Michael Fiel: Zuerst entwickeln wir gemeinsam mit dem Kunden eine massgeschneiderte Lösung, die auf unserer Neutralität gegenüber unseren Vorlieferanten basiert. Je nachdem, welche Anbieter die Bedürfnisse des Kunden am besten erfüllen, können wir das optimale Angebot ausarbeiten und anschliessend zur Verfügung stellen. Dabei stellen wir unserem Kunden von Anfang an einen hochqualifizierten Mitarbeiter zur Seite, welcher ihn dann auch während des Betriebs individuell und persönlich betreut sowie alle beteiligten Parteien für den Kunden koordiniert. Unsere Leistungen stellen wir in Reports über unser Portal online völlig transparent zur Verfügung. So können unsere Kunden diese auch selbstständig überwachen und prüfen, ob wir die versprochenen Leistungen einhalten. Cyberlink agiert dabei stets als Single Point of Contact für den Kunden.

ICTkommunikation: Wie sieht es bezüglich der Zusammenarbeit mit Partnern heute aus? Spielt der Channel noch eine Rolle, oder wickeln Sie die meisten Projekte selber ab?

Michael Fiel: Bereits heute nutzen über 100 Partner die Angebote unseres indirekten Vertriebskanals in der ganzen Schweiz. Unsere Partner können dabei unsere Vorleistungen nutzen, um eigene Dienste aufzubauen und ihren Kunden anzubieten. Je nach Partner-Modell sind diese Dienst auch komplett „whitelabeld“, sodass wir auf Wunsch unserer Partner niemals direkt auf deren Endkunden zugehen und diese gar nicht erkennen, dass letztendlich Cyberlink einen Teil dieser Dienste erbringt. Unsere Partner können Kunden ansprechen, die wir nicht erreichen können, auch in Gebieten, in denen wir direkt gar nicht tätig sind. Wir haben unser Partner-Modell gerade erweitert und bieten nun zusätzliche Dienste im indirekten Kanal an. Wir bauen diesen Kanal auch ständig weiter aus.

ICTkommunikation: Es gibt also ein ganz spezielles Partner-Programm?

Michael Fiel: Wir haben verschiedene Partner-Programme, von Agenten über Reseller bis zu Wholesale-Partnern. Je nach Stufe können unsere Partner unsere Dienste weiterverkaufen oder Vorleistungen beziehen und selbst weiter veredeln. Dazu stellen wir unseren Partnern für den Eigenbedarf auch Infrastruktur zu stark vergünstigten Konditionen zur Verfügung und unterstützen sie in der Marktbearbeitung und im Vertrieb.
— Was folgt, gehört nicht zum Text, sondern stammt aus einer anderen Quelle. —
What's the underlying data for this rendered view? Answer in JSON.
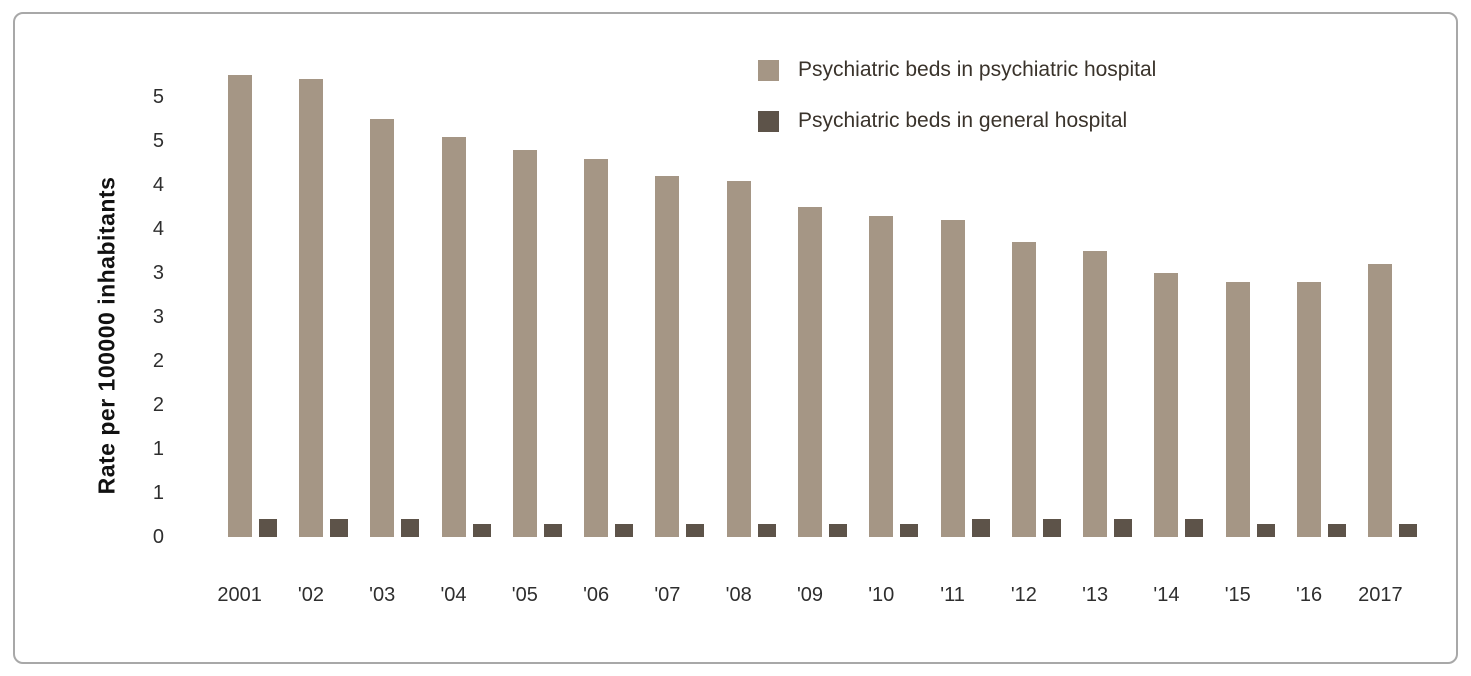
{
  "chart_data": {
    "type": "bar",
    "title": "",
    "xlabel": "",
    "ylabel": "Rate per 100000 inhabitants",
    "categories": [
      "2001",
      "'02",
      "'03",
      "'04",
      "'05",
      "'06",
      "'07",
      "'08",
      "'09",
      "'10",
      "'11",
      "'12",
      "'13",
      "'14",
      "'15",
      "'16",
      "2017"
    ],
    "series": [
      {
        "name": "Psychiatric beds in psychiatric hospital",
        "color": "#a59685",
        "values": [
          5.25,
          5.2,
          4.75,
          4.55,
          4.4,
          4.3,
          4.1,
          4.05,
          3.75,
          3.65,
          3.6,
          3.35,
          3.25,
          3.0,
          2.9,
          2.9,
          3.1
        ]
      },
      {
        "name": "Psychiatric beds in general hospital",
        "color": "#5d5349",
        "values": [
          0.2,
          0.2,
          0.2,
          0.15,
          0.15,
          0.15,
          0.15,
          0.15,
          0.15,
          0.15,
          0.2,
          0.2,
          0.2,
          0.2,
          0.15,
          0.15,
          0.15
        ]
      }
    ],
    "ylim": [
      0,
      5
    ],
    "ytick_values": [
      0,
      0.5,
      1,
      1.5,
      2,
      2.5,
      3,
      3.5,
      4,
      4.5,
      5
    ],
    "ytick_labels": [
      "0",
      "1",
      "1",
      "2",
      "2",
      "3",
      "3",
      "4",
      "4",
      "5",
      "5"
    ],
    "grid": false,
    "legend_position": "top-right"
  }
}
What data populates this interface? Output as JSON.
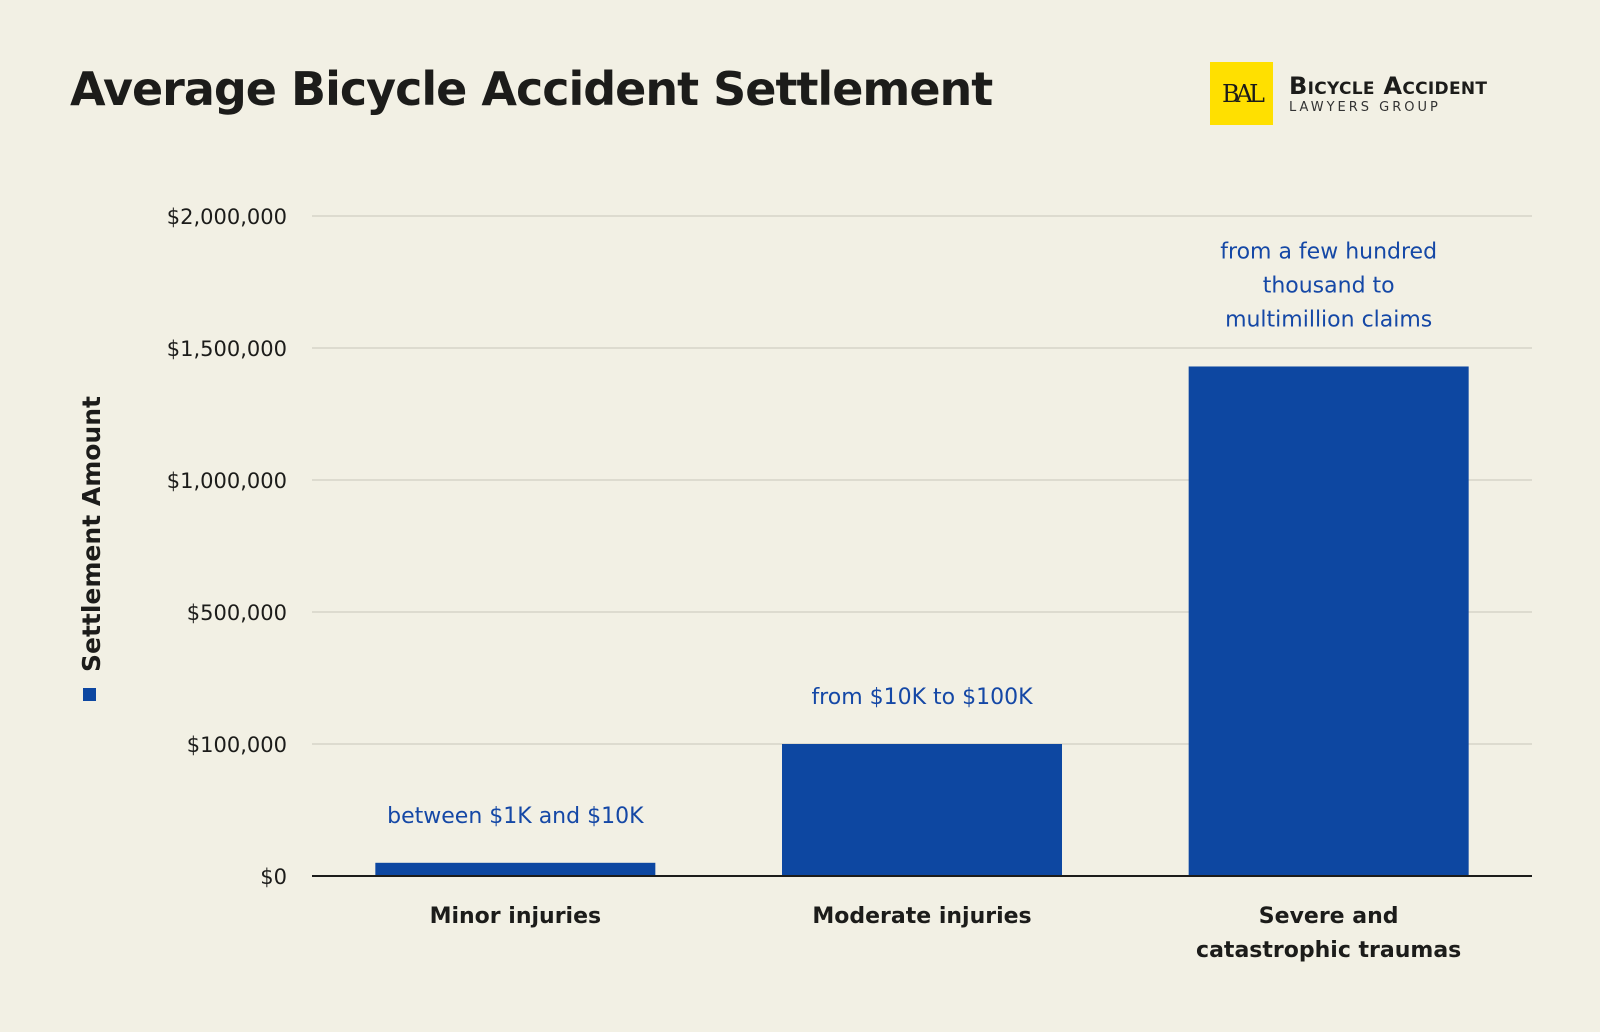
{
  "chart_data": {
    "type": "bar",
    "title": "Average Bicycle Accident Settlement",
    "xlabel": "",
    "ylabel": "Settlement Amount",
    "categories": [
      [
        "Minor injuries"
      ],
      [
        "Moderate injuries"
      ],
      [
        "Severe and",
        "catastrophic traumas"
      ]
    ],
    "values": [
      10000,
      100000,
      1430000
    ],
    "annotations": [
      [
        "between $1K and $10K"
      ],
      [
        "from $10K to $100K"
      ],
      [
        "from a few hundred",
        "thousand to",
        "multimillion claims"
      ]
    ],
    "yticks": [
      0,
      100000,
      500000,
      1000000,
      1500000,
      2000000
    ],
    "ytick_labels": [
      "$0",
      "$100,000",
      "$500,000",
      "$1,000,000",
      "$1,500,000",
      "$2,000,000"
    ],
    "ylim": [
      0,
      2000000
    ],
    "grid": true,
    "legend": "left-vertical",
    "bar_color": "#0d47a1"
  },
  "logo": {
    "mark": "BAL",
    "line1": "Bicycle Accident",
    "line2": "LAWYERS GROUP"
  }
}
ICTkommunikation: Wo sehen Sie mittelfristig für Cyberlink die grössten Herausforderungen?

Michael Fiel: Ähnlich wie im Privatkundensektor werden die Preise auch im B2B-Bereich weiter einbrechen. Um auch langfristig profitabel agieren zu können, müssen wir die Kosten senken und dabei die hohe Qualität und Verfügbarkeit unserer Dienste halten. Dies erreichen wir durch Automatisierung und Steigerung der Effizienz. Zudem wird unser Business zunehmend komplexer und verlangt gut ausgebildete Mitarbeiter. Auf dem Markt ist es nicht einfach, hochqualifizierte Personen zu finden. Einerseits möchten wir durch ein kontinuierliches Ausbildungsprogramm unsere Mitarbeiter stets weiter ausbilden. Gleichzeitig sind wir aufgrund verschiedener Massnahmen ein sehr interessanter Arbeitgeber. So bieten wir nicht nur einen der attraktivsten Arbeitsplätze in Zürich, sondern können auch eine der spannendsten und herausforderndsten technischen Umgebungen der Schweiz anbieten. Letztlich schaffen wir dadurch ein Umfeld, in dem wir eine sehr niedrige Personalfluktuation haben.

Zur Person:
Michael Fiel ist CMO (Chief Marketing Officer) bei Cyberlink und ein IT- und Telekommunikationsexperte. Er war bei nationalen Telco-Unternehmen in der Schweiz, in Österreich und Liechtenstein sowie in Beratungsfirmen in leitenden Funktionen tätig. Er war massgeblich für die Planung und den Aufbau vieler FTTH-Netze in der Schweiz mitverantwortlich.